Мы встретились взглядами, и она понятливо кивнула. Иногда чувство меры в ней всё-таки просыпалось вместе с ощущением самосохранения. До рукоприкладства у нас дело никогда не доходило, но Соня имела представление, что это такое и с чем его едят.
Я отвёл её в школу и уехал на работу. Мой первый день прошёл неплохо, но был немного омрачён волнением за Соню. Зная дочь, я отдал ключи Свете, чтобы та вручила их ребёнку у дверей подъезда. На случай же, если Света окажется не очень честной женщиной, в доме, на моё мнение, воровать нечего – девяносто процентов денег на кредитке, а сходить за дочкой я упрашивал её при свидетелях.

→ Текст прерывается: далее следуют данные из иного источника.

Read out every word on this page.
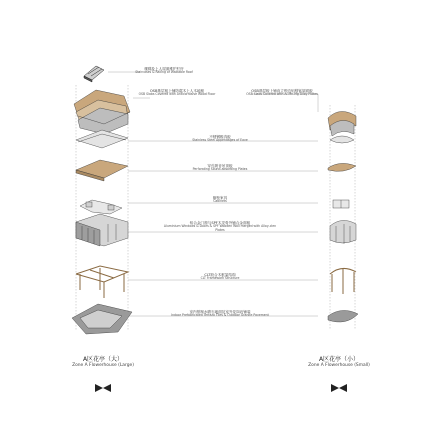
楼梯及上人屋面维护栏杆
Staircases & Railing of Walkable Roof
OSB基层板上铺防腐木上人木地板
OSB Slabs Covered with Anticorrosive Wood Floor
OSB基层板上铺直立锁边铝镁锰屋面板
OSB Slabs Covered with Al-Mn-Mg Alloy Plates
不锈钢檐沟板
Stainless Steel Appendages of Eave
穿孔吸音吊顶板
Perforating Sound-absorbing Plates
橱柜家具
Cabinets
铝合金门窗与SPF木龙骨外铺合金面板
Aluminium Windows & Doors & SPF Wooden Wall merged with Alloy-clen Plates
CLT胶合木框架结构
CLT Framework Structure
室内预制水磨石地面及室外花岗岩铺装
Indoor Prefabricated Terrazo Tiles & Outdoor Granite Pavement
A区花亭（大）
Zone A Flowerhouse (Large)
A区花亭（小）
Zone A Flowerhouse (Small)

И всё-таки… да, в таких делах я довольно доверчивый. А разве есть другой выход?
Ах да, мне удалось пристроить байк: цену запросили сносную, взамен избавив меня от множества волнений за свою драгоценную тарантайку. Честный взаимообмен.
Проще говоря, понедельник прошёл относительно хорошо, чего не скажешь об остальной части недели: проклятие доброй феи не спало, оставив Соню порождением преисподней.